"We hope our new recommendation will encourage discussions that provide men age 55 to 69 the information they need to make a decision about prostate cancer screening that is right for them", Owens, who is the co-chair of the task force, told me. The American Academy of Family Physicians and the Canadian Task Force on Preventive Health Care recommend against PSA-based screening for prostate cancer, while the American College of Physicians, the American Urological Association and the American Cancer Society recommend shared decisionmaking but differ in certain details from one another and the USPSTF recommendations. The screening also helps in avoiding 3 cases of spreading prostate cancer for every 1,000 men.
The USPSTF said that men aged 70 and older should not be screened because of risks, such as the likelihood of false positives and increased testing. Six years ago, the USA...

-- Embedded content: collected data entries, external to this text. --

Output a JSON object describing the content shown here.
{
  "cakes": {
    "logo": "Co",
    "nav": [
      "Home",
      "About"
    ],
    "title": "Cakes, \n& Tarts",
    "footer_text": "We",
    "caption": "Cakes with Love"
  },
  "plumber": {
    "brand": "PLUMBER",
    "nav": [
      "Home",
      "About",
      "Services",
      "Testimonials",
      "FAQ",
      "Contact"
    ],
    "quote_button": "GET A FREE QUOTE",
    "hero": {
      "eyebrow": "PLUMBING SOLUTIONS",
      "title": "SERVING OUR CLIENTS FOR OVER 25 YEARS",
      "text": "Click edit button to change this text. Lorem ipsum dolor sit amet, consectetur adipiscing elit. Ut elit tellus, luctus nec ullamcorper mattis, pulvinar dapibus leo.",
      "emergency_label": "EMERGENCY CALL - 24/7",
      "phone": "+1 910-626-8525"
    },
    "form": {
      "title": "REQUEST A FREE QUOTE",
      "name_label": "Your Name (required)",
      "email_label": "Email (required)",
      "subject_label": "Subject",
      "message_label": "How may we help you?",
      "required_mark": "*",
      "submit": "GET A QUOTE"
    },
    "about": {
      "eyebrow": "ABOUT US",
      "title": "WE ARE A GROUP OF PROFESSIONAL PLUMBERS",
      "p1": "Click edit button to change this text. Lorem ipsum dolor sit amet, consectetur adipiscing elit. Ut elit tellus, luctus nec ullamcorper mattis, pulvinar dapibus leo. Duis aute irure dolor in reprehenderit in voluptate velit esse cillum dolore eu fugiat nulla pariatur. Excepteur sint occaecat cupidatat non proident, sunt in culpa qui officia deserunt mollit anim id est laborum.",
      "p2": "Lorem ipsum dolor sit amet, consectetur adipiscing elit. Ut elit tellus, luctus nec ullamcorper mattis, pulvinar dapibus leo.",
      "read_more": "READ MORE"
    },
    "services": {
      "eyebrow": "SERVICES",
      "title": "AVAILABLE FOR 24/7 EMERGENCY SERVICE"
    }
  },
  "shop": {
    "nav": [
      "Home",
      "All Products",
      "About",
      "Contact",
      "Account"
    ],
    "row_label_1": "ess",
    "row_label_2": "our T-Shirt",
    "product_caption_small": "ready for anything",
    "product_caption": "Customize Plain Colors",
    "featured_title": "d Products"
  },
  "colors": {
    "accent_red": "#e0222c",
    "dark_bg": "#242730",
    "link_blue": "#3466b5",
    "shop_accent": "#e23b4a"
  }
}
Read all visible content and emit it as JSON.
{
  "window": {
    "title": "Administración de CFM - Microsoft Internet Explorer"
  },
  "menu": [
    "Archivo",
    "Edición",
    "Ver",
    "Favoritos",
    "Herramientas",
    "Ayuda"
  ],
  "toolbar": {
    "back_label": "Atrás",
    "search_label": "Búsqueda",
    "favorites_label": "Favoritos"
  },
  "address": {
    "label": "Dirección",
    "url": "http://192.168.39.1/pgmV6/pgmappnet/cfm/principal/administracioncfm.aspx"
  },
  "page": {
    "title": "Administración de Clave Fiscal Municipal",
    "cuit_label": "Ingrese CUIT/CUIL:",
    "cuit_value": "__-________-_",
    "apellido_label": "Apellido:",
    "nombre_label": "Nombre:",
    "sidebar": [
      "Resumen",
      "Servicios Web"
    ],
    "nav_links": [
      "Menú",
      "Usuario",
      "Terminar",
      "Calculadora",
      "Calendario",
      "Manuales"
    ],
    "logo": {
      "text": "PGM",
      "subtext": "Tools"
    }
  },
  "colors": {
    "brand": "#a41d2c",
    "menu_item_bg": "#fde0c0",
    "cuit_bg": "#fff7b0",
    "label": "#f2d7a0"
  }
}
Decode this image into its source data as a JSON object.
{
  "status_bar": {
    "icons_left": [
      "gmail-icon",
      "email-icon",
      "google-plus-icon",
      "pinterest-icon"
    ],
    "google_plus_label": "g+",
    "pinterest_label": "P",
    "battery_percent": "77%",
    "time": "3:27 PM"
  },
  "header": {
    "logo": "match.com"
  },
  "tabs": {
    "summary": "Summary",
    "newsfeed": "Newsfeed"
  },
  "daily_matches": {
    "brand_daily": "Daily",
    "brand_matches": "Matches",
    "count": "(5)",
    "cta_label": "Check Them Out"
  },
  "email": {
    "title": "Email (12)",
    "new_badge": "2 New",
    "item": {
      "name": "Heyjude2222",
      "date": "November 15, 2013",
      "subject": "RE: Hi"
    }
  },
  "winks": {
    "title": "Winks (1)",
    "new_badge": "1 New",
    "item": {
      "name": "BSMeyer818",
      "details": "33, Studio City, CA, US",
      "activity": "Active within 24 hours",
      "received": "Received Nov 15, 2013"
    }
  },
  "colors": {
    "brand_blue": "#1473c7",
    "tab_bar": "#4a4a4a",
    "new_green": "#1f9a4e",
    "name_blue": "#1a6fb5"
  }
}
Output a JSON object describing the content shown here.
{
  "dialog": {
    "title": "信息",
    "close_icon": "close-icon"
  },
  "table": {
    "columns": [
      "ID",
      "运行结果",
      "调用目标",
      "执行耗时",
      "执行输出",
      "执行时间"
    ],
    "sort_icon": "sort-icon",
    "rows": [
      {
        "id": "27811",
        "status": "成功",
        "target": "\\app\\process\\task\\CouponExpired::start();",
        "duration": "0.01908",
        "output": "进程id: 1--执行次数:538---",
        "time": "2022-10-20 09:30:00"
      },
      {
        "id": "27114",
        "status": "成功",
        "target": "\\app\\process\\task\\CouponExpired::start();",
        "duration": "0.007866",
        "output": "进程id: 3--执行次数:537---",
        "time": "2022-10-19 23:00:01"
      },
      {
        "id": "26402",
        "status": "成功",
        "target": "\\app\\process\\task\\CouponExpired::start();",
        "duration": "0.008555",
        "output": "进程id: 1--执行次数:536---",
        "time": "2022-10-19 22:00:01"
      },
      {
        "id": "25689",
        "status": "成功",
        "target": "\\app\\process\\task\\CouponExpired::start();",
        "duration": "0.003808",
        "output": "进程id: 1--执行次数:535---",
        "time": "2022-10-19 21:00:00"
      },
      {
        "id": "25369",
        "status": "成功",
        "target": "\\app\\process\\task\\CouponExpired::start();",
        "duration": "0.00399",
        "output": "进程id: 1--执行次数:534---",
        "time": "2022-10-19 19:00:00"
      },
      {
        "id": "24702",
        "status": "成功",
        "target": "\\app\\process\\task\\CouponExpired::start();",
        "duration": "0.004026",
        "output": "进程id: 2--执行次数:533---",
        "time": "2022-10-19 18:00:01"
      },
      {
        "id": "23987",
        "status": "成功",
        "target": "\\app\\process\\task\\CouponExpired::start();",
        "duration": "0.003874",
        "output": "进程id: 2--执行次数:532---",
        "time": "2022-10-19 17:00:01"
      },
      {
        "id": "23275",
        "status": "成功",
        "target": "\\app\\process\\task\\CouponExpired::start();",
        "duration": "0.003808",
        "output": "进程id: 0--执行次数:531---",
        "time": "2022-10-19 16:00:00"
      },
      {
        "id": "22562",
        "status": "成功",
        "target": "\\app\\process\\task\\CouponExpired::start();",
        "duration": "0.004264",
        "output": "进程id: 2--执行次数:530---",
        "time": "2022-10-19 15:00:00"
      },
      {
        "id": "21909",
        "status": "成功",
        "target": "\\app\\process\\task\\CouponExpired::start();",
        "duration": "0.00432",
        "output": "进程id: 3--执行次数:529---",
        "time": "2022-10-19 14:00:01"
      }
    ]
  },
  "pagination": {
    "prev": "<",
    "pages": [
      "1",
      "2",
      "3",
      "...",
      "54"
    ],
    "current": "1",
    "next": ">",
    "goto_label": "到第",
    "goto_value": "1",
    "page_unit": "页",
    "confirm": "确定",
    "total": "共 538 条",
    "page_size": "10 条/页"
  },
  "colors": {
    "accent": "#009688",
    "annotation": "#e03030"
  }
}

The risks of screening: Elevated PSA levels don't always signal cancer but they require a biopsy to be sure, which carries the risk of infection. Doctors say the risks of screening outweigh the benefits. An estimated 29,000 men died and 165,000 men are anticipated to be detected with prostate cancer in this year. Its new guidance, echoing other groups' advice and affirming its draft recommendations issued a year ago, was published Tuesday in the Journal of the American Medical Association. Active surveillance has become a more common choice for men with lower-risk prostate cancer over the past several years and may reduce the chance of over treatment. Many men with prostate cancer never experience symptoms and, without screening, would never know they have the disease.
A man's lifetime risk of being diagnosed with prostate cancer is about 13 percent, but the lifetime risk of dying of prostate cancer is only 2.5 percent, with half of those deaths occurring at age 80 or beyond, the Task Force authors note in their recommendation statement published on Tuesday in JAMA.
Professor at Virginia Commonwealth University for family medicine and population health and USPSTF's vice chairman, Dr. Alex Krist, claims that the extended follow up of more than a decade in these surveys, which was not obtainable in 2012, added up greatly to the decision to change the suggestion.